Through three films together, this cast has gelled naturally. Pine’s brash Kirk, Quinto’s logical Spock, and Urban’s crackling McCoy are a perfect Trek trinity, not merely resting on nostalgia for the old cast’s interpretations, but with distinct familiarity of their own. Cho’s Sulu and Saldana’s Uhura are allowed shadings and complications on the margins that make them fresh, while Yelchin (despite his appearance tinged with melancholy brought on by his untimely death) is fun comic relief as the lively and irrepressible Chekov. He gets a moment where he taps his foot to a catchy tune while he confidently pilots the Enterprise just ahead of a wave of fiery doom, a fun needle-drop melded with a fleeting grace note. Lin’s confidence as an action filmmaker is easy to spot, but it’s his light touches with actors that really animates the thrills. Here it’s a pleasure to see this ensemble reunite, and new additions – like a young tough alien scavenger woman also marooned on this planet (Sofia Boutella) – quickly fit right in with the team. Even Elba is allowed just enough brief moments to take a seemingly one-dimensional MacGuffin hunter under a pile of makeup and project his charisma and compelling fascination through it.
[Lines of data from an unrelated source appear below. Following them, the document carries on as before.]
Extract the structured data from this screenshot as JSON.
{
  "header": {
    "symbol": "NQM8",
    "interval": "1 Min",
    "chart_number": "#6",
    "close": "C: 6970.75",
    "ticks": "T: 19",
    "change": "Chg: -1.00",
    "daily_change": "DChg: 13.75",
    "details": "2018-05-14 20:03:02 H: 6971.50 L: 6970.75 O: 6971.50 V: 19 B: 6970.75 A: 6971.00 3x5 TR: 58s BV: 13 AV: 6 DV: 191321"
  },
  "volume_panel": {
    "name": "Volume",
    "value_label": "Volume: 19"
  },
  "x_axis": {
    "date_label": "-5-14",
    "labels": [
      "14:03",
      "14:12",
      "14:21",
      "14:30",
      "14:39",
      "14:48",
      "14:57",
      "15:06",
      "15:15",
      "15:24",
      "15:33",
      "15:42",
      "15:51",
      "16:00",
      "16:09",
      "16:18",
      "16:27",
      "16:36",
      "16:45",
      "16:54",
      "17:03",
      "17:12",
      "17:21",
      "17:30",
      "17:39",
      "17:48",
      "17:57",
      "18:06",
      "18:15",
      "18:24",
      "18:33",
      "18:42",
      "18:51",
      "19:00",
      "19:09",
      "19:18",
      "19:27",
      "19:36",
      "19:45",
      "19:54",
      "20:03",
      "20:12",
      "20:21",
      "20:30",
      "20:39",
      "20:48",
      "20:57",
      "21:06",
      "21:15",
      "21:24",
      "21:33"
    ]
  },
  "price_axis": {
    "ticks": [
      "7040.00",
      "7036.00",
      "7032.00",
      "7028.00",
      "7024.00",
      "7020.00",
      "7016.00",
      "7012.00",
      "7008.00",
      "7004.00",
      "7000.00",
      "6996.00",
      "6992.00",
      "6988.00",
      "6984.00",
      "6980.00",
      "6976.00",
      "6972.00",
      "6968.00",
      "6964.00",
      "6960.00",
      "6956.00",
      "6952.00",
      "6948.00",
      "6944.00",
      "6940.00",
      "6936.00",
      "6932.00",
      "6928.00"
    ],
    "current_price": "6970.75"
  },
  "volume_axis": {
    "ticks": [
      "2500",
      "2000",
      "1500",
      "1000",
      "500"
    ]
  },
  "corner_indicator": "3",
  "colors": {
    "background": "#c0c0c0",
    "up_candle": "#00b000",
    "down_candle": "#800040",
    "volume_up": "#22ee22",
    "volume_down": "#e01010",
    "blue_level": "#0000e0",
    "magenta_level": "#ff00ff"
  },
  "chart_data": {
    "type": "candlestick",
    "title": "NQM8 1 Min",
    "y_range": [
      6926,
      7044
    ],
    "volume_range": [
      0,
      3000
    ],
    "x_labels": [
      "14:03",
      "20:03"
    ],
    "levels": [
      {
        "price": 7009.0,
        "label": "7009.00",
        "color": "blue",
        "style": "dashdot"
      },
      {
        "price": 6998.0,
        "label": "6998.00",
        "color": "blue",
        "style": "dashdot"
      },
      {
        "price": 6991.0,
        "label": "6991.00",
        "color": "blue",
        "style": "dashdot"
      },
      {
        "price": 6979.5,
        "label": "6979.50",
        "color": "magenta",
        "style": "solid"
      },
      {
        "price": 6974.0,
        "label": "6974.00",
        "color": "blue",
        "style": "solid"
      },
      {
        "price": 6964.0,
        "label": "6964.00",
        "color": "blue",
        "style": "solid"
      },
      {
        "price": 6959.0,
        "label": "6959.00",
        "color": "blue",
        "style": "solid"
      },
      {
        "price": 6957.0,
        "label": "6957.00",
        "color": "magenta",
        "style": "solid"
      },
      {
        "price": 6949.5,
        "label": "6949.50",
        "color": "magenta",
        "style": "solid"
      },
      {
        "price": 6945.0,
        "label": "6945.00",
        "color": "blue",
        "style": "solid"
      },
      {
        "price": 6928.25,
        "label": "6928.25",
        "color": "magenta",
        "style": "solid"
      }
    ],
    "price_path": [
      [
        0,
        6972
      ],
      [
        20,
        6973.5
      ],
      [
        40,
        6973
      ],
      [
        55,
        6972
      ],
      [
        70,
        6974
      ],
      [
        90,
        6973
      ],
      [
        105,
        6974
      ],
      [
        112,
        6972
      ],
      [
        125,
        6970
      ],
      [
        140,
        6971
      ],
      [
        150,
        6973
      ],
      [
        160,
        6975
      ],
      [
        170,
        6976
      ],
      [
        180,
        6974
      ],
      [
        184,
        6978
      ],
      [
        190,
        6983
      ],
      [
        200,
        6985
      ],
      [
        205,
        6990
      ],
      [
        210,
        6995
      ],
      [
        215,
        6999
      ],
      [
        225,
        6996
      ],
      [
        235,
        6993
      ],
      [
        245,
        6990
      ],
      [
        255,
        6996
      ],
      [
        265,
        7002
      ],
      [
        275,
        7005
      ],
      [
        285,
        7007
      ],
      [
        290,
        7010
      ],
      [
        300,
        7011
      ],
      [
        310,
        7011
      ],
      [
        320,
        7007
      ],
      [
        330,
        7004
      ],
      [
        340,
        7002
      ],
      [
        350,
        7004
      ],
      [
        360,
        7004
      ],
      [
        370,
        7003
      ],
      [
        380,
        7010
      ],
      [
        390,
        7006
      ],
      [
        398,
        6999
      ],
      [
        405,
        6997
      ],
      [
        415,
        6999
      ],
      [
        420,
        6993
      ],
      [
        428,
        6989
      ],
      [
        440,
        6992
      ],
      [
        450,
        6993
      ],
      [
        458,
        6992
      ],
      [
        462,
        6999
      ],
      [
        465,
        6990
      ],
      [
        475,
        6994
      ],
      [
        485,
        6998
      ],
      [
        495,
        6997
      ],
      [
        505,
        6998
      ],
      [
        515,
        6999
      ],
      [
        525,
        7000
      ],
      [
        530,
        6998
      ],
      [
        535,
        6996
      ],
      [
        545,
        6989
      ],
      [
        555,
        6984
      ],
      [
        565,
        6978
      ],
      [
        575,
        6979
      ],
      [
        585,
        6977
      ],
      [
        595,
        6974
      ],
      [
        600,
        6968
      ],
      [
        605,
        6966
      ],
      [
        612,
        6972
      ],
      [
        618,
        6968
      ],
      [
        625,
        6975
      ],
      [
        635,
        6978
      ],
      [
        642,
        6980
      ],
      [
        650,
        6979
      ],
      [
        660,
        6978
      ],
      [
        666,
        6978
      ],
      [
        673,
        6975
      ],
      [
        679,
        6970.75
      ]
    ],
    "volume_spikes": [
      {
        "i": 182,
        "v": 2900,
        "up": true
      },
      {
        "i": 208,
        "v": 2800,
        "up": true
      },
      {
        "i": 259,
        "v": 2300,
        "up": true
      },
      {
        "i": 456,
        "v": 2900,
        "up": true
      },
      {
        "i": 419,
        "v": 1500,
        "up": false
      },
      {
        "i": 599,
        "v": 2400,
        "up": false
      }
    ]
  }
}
Lin knows it’s the eye on humanity that makes for good Star Trek and here he delivers the goods. Beyond might be smaller and thinner than you’d expect after the more slam-bang large-scale entries that came before, but there’s a bright throwback appeal and energy to the whole piece similar to spotting an old rerun while flipping channels. The characters and their world are so engaging that I couldn’t help but be drawn in, intrigued to see how they were going to outsmart their attackers and keep the galaxy safe. In the end the dazzling action climax – zipping in and around an outer space locale in supremely clever use of its lovingly imagined structure – isn’t only about shooting and punching, but more importantly thinking through the best course of action and executing it to perfection by luck and by pluck. There are no grand character arcs or overly heavy thematic preoccupations. It’s simply good old-fashioned space adventure that’s light on its feet, loves its characters, and can tap into the uniquely Star Trek sense of exploring the galaxy with a group of likeminded individuals committed to caring.